None of the lenders mentioned provided further comment when contacted by GTR, but sources close to two of the relevant transactions say all business was exited at the time and no further transactions involving Liberty Commodities have been entered into since.

Separately, industry sources have expressed concern to GTR over the apparent use of trade finance intermingled with GFG Alliance acquisitions.

Argus Media revealed in March that Liberty Aluminium – another Gupta-owned metals company – bought US$50mn-worth of inventory from a smelter in Dunkirk the day before acquiring it from Rio Tinto in December 2018.

That cargo was immediately sold onto two other companies with links to Liberty, with those on-sale transactions funded by Gupta’s Wyelands Bank.

In effect, the transaction meant Gupta could use equity from those Wyelands deposits to support the acquisition, while also reducing the price of the asset by US$50mn.

The deal has since been plagued by disputes, including a complaint from Rio Tinto over “non-payment of customary post-closure adjustments”.

At the same time, a group of lenders that put US$350mn towards the transaction – Bank of America Merrill Lynch, Barclays, BNP Paribas, Natixis and trading giant Trafigura – has increasingly threatened legal action against Liberty over non-payment, or sought to offload the debt.

None of those lenders commented on whether they were aware of the separate US$50mn aluminium purchase, but one banking industry source said: “If we found ourselves in a position where working capital was actually being used for acquisition capital, we would have exited.”

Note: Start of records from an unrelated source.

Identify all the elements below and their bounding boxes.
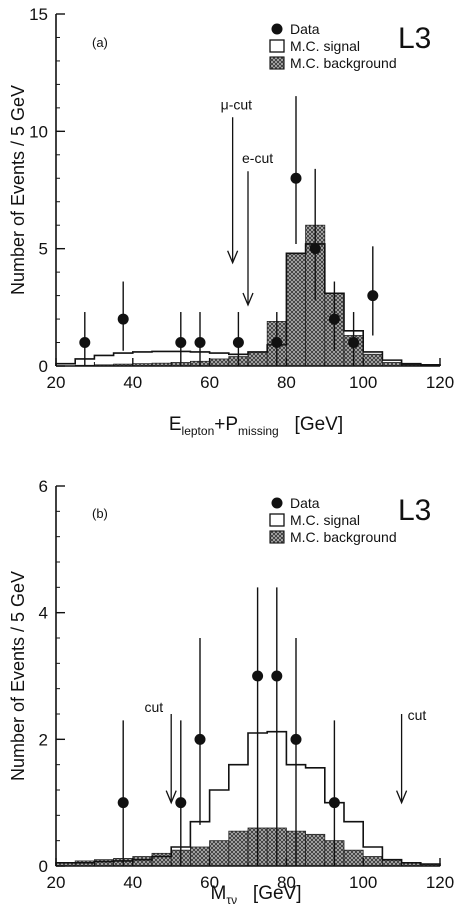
- pa-data-point: [79, 337, 91, 349]
- pa-background-bin: [247, 351, 268, 367]
- pb-y-axis-label: Number of Events / 5 GeV: [8, 571, 28, 781]
- pa-y-tick-label: 10: [29, 122, 48, 141]
- pb-background-bin: [305, 833, 326, 867]
- pb-legend-background-swatch: [269, 530, 285, 544]
- pa-x-tick-label: 120: [426, 373, 454, 392]
- pb-y-tick-label: 4: [39, 604, 48, 623]
- pb-panel-label: (b): [92, 506, 108, 521]
- pa-x-tick-label: 100: [349, 373, 377, 392]
- pb-x-tick-label: 80: [277, 873, 296, 892]
- pb-signal-histogram: [55, 730, 441, 866]
- pa-experiment-label: L3: [398, 22, 431, 55]
- pa-cut-label: e-cut: [242, 150, 273, 166]
- pb-x-tick-label: 40: [123, 873, 142, 892]
- pb-background-bin: [94, 859, 115, 867]
- pa-legend-label: M.C. background: [290, 55, 397, 71]
- pa-data-point: [194, 337, 206, 349]
- pa-data-point: [117, 313, 129, 325]
- pb-cut-arrow-head: [165, 790, 177, 805]
- pb-x-tick-label: 120: [426, 873, 454, 892]
- pb-data-point: [117, 797, 129, 809]
- pa-data-point: [309, 243, 321, 255]
- pa-legend-label: Data: [290, 21, 320, 37]
- pa-background-bin: [362, 353, 383, 367]
- pa-x-tick-label: 80: [277, 373, 296, 392]
- pb-background-bin: [189, 846, 210, 867]
- pa-cut-label: μ-cut: [221, 96, 253, 112]
- pa-y-axis-label: Number of Events / 5 GeV: [8, 85, 28, 295]
- pa-x-tick-label: 40: [123, 373, 142, 392]
- pa-data-point: [367, 290, 379, 302]
- pa-y-tick-label: 15: [29, 5, 48, 24]
- pa-y-tick-label: 5: [39, 240, 48, 259]
- pb-data-point: [175, 797, 187, 809]
- pb-x-tick-label: 60: [200, 873, 219, 892]
- pa-x-tick-label: 60: [200, 373, 219, 392]
- pb-background-bin: [132, 856, 153, 867]
- pa-data-point: [232, 337, 244, 349]
- pb-cut-label: cut: [145, 699, 164, 715]
- pb-x-tick-label: 100: [349, 873, 377, 892]
- pa-x-label-subscript-2: missing: [238, 424, 279, 438]
- pa-data-point: [348, 337, 360, 349]
- pb-legend-label: M.C. signal: [290, 512, 360, 528]
- pb-x-label-main: M: [211, 883, 227, 904]
- pa-signal-histogram: [55, 243, 441, 366]
- pa-legend-label: M.C. signal: [290, 38, 360, 54]
- pb-y-tick-label: 0: [39, 857, 48, 876]
- pb-legend-data-marker: [271, 497, 283, 509]
- pb-data-point: [194, 733, 206, 745]
- pa-panel-label: (a): [92, 35, 108, 50]
- pb-y-tick-label: 6: [39, 477, 48, 496]
- pb-x-label-subscript: τν: [226, 893, 237, 907]
- pb-data-point: [271, 670, 283, 682]
- pa-data-point: [328, 313, 340, 325]
- pa-background-bin: [209, 358, 230, 367]
- pb-background-bin: [209, 840, 230, 867]
- pa-x-axis-label: Elepton+Pmissing [GeV]: [169, 414, 343, 438]
- pb-legend-label: Data: [290, 495, 320, 511]
- pb-background-bin: [362, 856, 383, 867]
- pb-background-bin: [151, 852, 172, 867]
- pb-background-bin: [381, 859, 402, 867]
- pb-data-point: [290, 733, 302, 745]
- pb-cut-label: cut: [408, 707, 427, 723]
- pa-data-point: [175, 337, 187, 349]
- pb-x-label-unit: [GeV]: [237, 883, 301, 904]
- pb-x-axis-label: Mτν [GeV]: [211, 883, 302, 907]
- pa-data-point: [271, 337, 283, 349]
- pa-legend-background-swatch: [269, 56, 285, 70]
- pa-x-label-main: E: [169, 414, 182, 435]
- pb-cut-arrow-head: [396, 790, 408, 805]
- pa-background-bin: [285, 252, 306, 367]
- pa-data-point: [290, 172, 302, 184]
- pb-background-bin: [228, 830, 249, 867]
- pb-data-point: [328, 797, 340, 809]
- pb-experiment-label: L3: [398, 494, 431, 527]
- pb-y-tick-label: 2: [39, 730, 48, 749]
- pa-legend-signal-swatch: [269, 39, 285, 53]
- pa-legend-data-marker: [271, 23, 283, 35]
- pa-x-label-unit: [GeV]: [279, 414, 343, 435]
- pb-x-tick-label: 20: [47, 873, 66, 892]
- pb-legend-signal-swatch: [269, 513, 285, 527]
- pa-cut-arrow-head: [227, 250, 239, 265]
- pb-legend-label: M.C. background: [290, 529, 397, 545]
- pa-x-label-subscript: lepton: [182, 424, 215, 438]
- pb-data-point: [252, 670, 264, 682]
- pa-x-tick-label: 20: [47, 373, 66, 392]
- pb-background-bin: [343, 849, 364, 867]
- pa-cut-arrow-head: [242, 292, 254, 307]
- pa-x-label-plus: +P: [214, 414, 238, 435]
- pa-y-tick-label: 0: [39, 357, 48, 376]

“It’s a basic question of trust,” the source says. “If they were using commodity repos to raise working capital, and then it turns out they’re embarking on risky acquisitions, that’s not what you’ve signed up for.”

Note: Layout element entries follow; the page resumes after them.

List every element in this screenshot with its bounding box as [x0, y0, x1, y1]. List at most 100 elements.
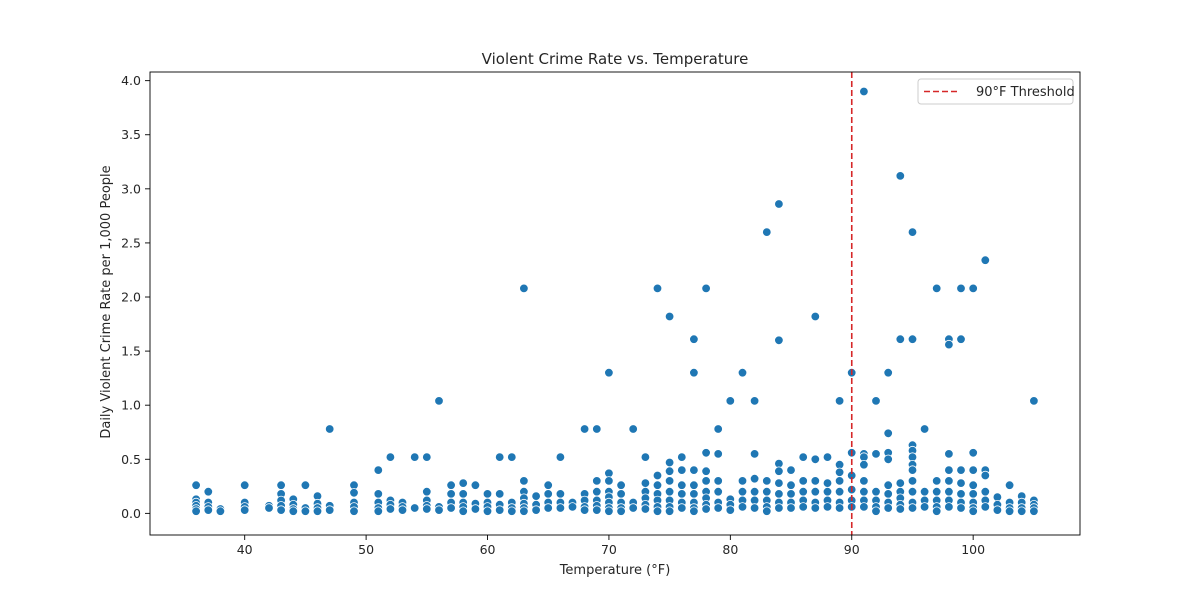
y-tick-label: 3.5 — [121, 127, 141, 142]
data-point — [871, 449, 881, 459]
data-point — [604, 368, 614, 378]
data-point — [822, 452, 833, 462]
data-point — [810, 503, 821, 513]
data-point — [713, 476, 723, 486]
data-point — [276, 505, 286, 515]
data-point — [944, 487, 954, 497]
data-point — [919, 424, 930, 434]
data-point — [446, 489, 456, 499]
data-point — [725, 396, 736, 406]
data-point — [956, 503, 966, 513]
data-point — [701, 283, 711, 294]
data-point — [373, 489, 384, 499]
data-point — [919, 487, 930, 497]
data-point — [713, 424, 723, 434]
data-point — [470, 480, 481, 490]
data-point — [737, 487, 748, 497]
data-point — [907, 503, 918, 513]
data-point — [373, 506, 384, 516]
data-point — [1017, 506, 1027, 516]
data-point — [701, 504, 711, 514]
data-point — [968, 465, 978, 475]
data-point — [798, 476, 808, 486]
data-point — [373, 465, 384, 475]
data-point — [579, 505, 590, 515]
legend: 90°F Threshold — [917, 78, 1075, 105]
data-point — [446, 480, 456, 490]
y-axis-label: Daily Violent Crime Rate per 1,000 Peopl… — [99, 165, 114, 438]
data-point — [762, 227, 772, 237]
data-point — [956, 478, 966, 488]
data-point — [555, 489, 566, 499]
data-point — [895, 171, 906, 181]
legend-threshold-label: 90°F Threshold — [976, 85, 1075, 100]
data-point — [422, 487, 432, 497]
data-point — [215, 506, 226, 516]
data-point — [664, 487, 675, 497]
data-point — [762, 487, 772, 497]
data-point — [531, 505, 541, 515]
data-point — [834, 476, 845, 486]
data-point — [458, 478, 468, 488]
data-point — [531, 491, 541, 501]
data-point — [822, 487, 833, 497]
data-point — [749, 487, 760, 497]
data-point — [980, 487, 991, 497]
data-point — [810, 487, 821, 497]
data-point — [446, 503, 456, 513]
data-point — [640, 504, 651, 514]
data-point — [907, 227, 918, 237]
x-tick-label: 80 — [722, 542, 738, 557]
data-point — [664, 506, 675, 516]
data-point — [434, 505, 444, 515]
data-point — [689, 506, 699, 516]
data-point — [701, 476, 711, 486]
data-point — [701, 448, 711, 458]
data-point — [519, 506, 529, 516]
data-point — [325, 505, 335, 515]
data-point — [664, 466, 675, 476]
data-point — [458, 506, 468, 516]
data-point — [191, 506, 201, 516]
data-point — [713, 503, 723, 513]
data-point — [652, 470, 663, 481]
data-point — [385, 504, 396, 514]
data-point — [944, 449, 954, 459]
data-point — [810, 454, 821, 465]
data-point — [798, 487, 808, 497]
data-point — [944, 502, 954, 512]
data-point — [762, 476, 772, 486]
data-point — [701, 466, 711, 476]
x-tick-label: 60 — [480, 542, 496, 557]
data-point — [677, 465, 687, 475]
data-point — [713, 449, 723, 459]
data-point — [944, 476, 954, 486]
data-point — [932, 283, 942, 294]
y-tick-label: 2.0 — [121, 290, 141, 305]
data-point — [519, 283, 529, 294]
data-point — [652, 506, 663, 516]
data-point — [349, 488, 359, 498]
data-point — [677, 452, 687, 462]
data-point — [640, 478, 651, 488]
data-point — [774, 489, 784, 499]
data-point — [980, 502, 991, 512]
data-point — [203, 505, 214, 515]
data-point — [907, 334, 918, 344]
data-point — [482, 506, 493, 516]
data-point — [895, 504, 906, 514]
data-point — [749, 474, 760, 484]
data-point — [968, 506, 978, 516]
legend-frame — [917, 78, 1074, 105]
data-point — [944, 339, 954, 350]
y-tick-label: 0.0 — [121, 506, 141, 521]
data-point — [191, 480, 201, 490]
y-tick-label: 1.5 — [121, 344, 141, 359]
data-point — [689, 368, 699, 378]
data-point — [834, 503, 845, 513]
data-point — [968, 489, 978, 499]
data-point — [300, 480, 311, 490]
data-point — [495, 452, 505, 462]
data-point — [677, 503, 687, 513]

Liberty Commodities said in a statement this month that it “has ongoing banking relationships with separate financial institutions”.


Invoice suspicions

After 2016, GFG Alliance’s loss of banking relationships resulted in a growing reliance on Greensill to continue providing funding. At the time of Greensill’s collapse, GFG Alliance had estimated debts of nearly US$5bn to the London-headquartered lender.

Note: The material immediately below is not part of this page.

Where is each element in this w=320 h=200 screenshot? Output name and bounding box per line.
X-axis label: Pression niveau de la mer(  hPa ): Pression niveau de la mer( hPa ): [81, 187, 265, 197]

In recent weeks, however, fears have arisen that Gupta companies relied on dubious financing products and, potentially, on fraudulent invoices as a means of generating liquidity – leaving banks more reluctant to fill the void left by Greensill.

Part of those concerns centre on the controversial receivables financing product offered by Greensill, whereby hypothetical invoices based on anticipated business would be packaged up, insured and sold to investors as a means of raising capital.

Though future receivables are not unheard of in trade finance, experts say Greensill’s use of the product with GFG Alliance and other corporates went well beyond industry norms – in some cases providing finance against invoices from customers with whom no trading relationship had ever existed.

Since then, an investigation by the FT has found that Greensill’s administrators, Grant Thornton, have been unable to verify certain invoices issued by Liberty Commodities.

Gupta insists those invoices were part of future receivables schemes, but the newspaper says they refer to historic trading activity with four European metals businesses – all of which deny doing business with Liberty Commodities – raising suspicions of fraud.

Gupta again refuted “any suggestion of wrongdoing” in a recent letter to the FT, but the claims are proving a further deterrent to trade finance lenders.

“If you see fraudulent invoices being created, that’s obviously a massive red flag,” says one banking industry source. “It speaks to many things, including what else might be hidden. For companies that engage in that kind of behaviour, it’s a short order for exit [by banks].”

Another banking source adds that “allegations of fraud [leave GFG Alliance] in a very difficult position”.

“There is a viable, real business there,” they say. “But banks need to be comfortable not just with the credit of their customer, but also the governance. It’s a basic question of trust.”

The GFG Alliance spokesperson did not respond when asked whether the company denies any current invoices were issued in respect of metals traders that the group had not transacted with.